Release DetailsLABEL Level Plane
RELEASED ON 9/14/2004
posted on 9/2004 By:
A lot of people have been anticipating this album. Not me. I didn't have a damned clue what it was when I signed up to review it initially. After investigating a little, I got angry. I never cared much for the deceased bands, City of Caterpillar or Pg. 99. So I was fully prepared to give Malady, who features members of the aforementioned bands, a pretty bad review. Nothing's better than dreading doing a review and finding out the album you've been afraid to touch is actually quite good.
With desperately sung vocals, full dirty ringing chords, and steady rhythmic basslines, Malady's brand of screamo-esque/post-hardcore is actually a little more structured. Not exactly metal, but definitely aggressive. If you're familiar with the Level Plane roster you might have a better idea of what this is. I personally really enjoy it and find myself shamed just a slight bit over this fact. It's gritty with a nervous energy, yet retains a bit of catchiness. They are able to bring things down a bit, like in the second track, "Yeah", using sort of a mumbled soft singing before breaking back into that strained yelp. There's some outstanding distant sounding guitar melodies during "The World Is A Tomb" that might actually remind you of a bit of some of the older shoegazing bands. The omnipresent frantic guitar strumming builds up some fairly amazing passages, like on "Said Simone", one of the stronger tracks on the release. When the album ends with melancholy keyboards, it actually feels fulfilling. You're not left wanting more, but you're glad you sat through what you just sat through.
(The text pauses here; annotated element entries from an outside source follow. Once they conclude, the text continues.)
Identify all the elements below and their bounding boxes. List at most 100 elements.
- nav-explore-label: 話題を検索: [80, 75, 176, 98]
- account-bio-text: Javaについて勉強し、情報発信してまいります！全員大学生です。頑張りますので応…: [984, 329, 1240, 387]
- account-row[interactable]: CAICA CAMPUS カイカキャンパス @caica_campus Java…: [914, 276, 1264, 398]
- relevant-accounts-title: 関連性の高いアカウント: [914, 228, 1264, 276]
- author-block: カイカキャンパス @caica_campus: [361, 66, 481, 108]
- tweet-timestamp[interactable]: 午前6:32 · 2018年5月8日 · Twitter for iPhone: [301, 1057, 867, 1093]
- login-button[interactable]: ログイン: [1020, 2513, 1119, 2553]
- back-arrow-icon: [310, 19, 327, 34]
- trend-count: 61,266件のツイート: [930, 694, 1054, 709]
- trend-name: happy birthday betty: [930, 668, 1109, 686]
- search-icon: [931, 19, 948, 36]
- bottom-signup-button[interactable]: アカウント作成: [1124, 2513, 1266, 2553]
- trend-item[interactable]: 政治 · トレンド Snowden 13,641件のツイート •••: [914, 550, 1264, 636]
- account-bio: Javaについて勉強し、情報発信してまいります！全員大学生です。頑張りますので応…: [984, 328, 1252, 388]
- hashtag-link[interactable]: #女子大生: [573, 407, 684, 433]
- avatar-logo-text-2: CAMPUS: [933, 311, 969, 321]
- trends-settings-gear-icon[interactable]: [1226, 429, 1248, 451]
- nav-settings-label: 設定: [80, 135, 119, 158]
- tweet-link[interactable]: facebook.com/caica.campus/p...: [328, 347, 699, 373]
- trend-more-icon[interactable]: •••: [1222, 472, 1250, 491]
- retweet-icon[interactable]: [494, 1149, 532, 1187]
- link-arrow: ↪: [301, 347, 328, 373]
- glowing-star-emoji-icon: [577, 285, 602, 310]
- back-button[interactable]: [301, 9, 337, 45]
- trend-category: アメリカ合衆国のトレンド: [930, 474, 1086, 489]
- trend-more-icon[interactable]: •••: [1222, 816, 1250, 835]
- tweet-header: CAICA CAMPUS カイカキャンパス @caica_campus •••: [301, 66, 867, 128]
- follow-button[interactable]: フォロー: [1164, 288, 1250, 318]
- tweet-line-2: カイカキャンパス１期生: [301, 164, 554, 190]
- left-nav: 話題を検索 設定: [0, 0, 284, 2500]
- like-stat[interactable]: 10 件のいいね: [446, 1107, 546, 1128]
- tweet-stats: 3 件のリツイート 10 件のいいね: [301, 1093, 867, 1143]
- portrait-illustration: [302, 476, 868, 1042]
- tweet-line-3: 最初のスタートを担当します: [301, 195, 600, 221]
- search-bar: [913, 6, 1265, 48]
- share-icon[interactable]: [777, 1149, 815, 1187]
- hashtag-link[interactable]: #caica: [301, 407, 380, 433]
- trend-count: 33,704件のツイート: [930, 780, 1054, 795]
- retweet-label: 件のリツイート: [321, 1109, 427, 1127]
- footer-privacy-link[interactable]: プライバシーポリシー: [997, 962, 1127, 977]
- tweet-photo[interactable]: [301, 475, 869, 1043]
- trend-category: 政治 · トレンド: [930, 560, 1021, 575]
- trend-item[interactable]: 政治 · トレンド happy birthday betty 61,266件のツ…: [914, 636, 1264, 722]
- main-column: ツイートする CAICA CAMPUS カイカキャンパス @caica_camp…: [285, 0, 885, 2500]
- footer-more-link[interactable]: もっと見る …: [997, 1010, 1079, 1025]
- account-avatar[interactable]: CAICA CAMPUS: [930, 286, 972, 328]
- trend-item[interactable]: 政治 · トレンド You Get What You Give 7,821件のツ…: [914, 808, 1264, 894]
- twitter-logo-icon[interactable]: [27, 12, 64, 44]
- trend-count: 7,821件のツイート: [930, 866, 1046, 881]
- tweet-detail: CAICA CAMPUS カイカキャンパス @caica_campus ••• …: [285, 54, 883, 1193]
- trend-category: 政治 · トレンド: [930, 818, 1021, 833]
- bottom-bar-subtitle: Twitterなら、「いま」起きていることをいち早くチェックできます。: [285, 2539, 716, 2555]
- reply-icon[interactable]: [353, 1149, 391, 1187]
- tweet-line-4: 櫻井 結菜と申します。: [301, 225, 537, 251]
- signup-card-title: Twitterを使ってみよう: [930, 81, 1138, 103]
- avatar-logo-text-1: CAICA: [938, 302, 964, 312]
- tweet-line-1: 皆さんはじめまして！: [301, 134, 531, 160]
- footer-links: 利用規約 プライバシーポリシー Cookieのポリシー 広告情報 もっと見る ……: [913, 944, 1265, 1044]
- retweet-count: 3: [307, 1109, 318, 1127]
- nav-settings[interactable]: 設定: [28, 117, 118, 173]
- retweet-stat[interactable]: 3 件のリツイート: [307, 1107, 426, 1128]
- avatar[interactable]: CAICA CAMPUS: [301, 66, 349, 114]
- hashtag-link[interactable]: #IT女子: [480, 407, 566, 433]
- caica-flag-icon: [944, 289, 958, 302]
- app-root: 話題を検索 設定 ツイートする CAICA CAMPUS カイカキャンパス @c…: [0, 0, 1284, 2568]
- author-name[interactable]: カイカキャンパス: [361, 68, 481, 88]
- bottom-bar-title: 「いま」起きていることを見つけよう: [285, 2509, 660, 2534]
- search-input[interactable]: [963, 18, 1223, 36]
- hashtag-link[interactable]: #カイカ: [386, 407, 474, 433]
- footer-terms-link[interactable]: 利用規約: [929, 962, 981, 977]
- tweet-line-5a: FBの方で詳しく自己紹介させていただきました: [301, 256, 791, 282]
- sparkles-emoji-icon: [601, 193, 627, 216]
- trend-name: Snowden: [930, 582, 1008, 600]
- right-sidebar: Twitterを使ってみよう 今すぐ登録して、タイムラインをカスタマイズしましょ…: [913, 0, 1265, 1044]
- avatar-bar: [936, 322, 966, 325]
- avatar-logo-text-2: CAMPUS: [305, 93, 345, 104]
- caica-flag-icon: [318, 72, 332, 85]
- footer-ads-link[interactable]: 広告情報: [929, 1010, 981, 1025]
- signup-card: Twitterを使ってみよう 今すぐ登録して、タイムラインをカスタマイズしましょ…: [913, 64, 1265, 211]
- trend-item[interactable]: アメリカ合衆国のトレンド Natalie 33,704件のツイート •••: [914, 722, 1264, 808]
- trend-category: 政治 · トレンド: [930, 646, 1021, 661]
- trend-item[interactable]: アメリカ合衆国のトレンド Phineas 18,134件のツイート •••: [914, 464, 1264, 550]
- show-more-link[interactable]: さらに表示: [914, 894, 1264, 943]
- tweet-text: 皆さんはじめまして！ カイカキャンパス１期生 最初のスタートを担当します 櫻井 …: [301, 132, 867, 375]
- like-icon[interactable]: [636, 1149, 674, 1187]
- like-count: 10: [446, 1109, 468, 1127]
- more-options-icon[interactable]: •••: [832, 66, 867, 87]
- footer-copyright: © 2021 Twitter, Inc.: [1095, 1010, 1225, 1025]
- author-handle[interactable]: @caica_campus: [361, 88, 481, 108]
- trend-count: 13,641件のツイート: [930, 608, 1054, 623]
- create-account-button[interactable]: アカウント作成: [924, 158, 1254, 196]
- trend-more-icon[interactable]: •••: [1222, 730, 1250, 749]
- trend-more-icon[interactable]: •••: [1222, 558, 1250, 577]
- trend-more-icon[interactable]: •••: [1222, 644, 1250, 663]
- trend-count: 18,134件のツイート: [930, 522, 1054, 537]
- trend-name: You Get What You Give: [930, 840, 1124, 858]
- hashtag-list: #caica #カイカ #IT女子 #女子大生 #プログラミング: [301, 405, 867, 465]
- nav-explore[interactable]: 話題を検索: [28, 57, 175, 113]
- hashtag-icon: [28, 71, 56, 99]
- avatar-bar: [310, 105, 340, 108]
I think this is a great album, but I don't think many of the readers of this site will agree necessarily. It's not mindblowing or anything, but it's a solid, unique, and honest effort that I really feel outshines some of the work of their former bands. It's less meandering and more tasteful. If by any chance a fan of City of Caterpillar or Pg. 99 happens to stumble across this site, they'll probably already have this, anyway. Otherwise, if you're a metalhead that isn't a narrow-minded idiot with a penchant for creative, emotional, and jangly post-hardcore bands, take a chance with Malady. But if you don't like it, don't say I didn't warn you. I'm busy trying to figure out why people are still listening to bands like Opeth, yet can't admit to enjoying music like this.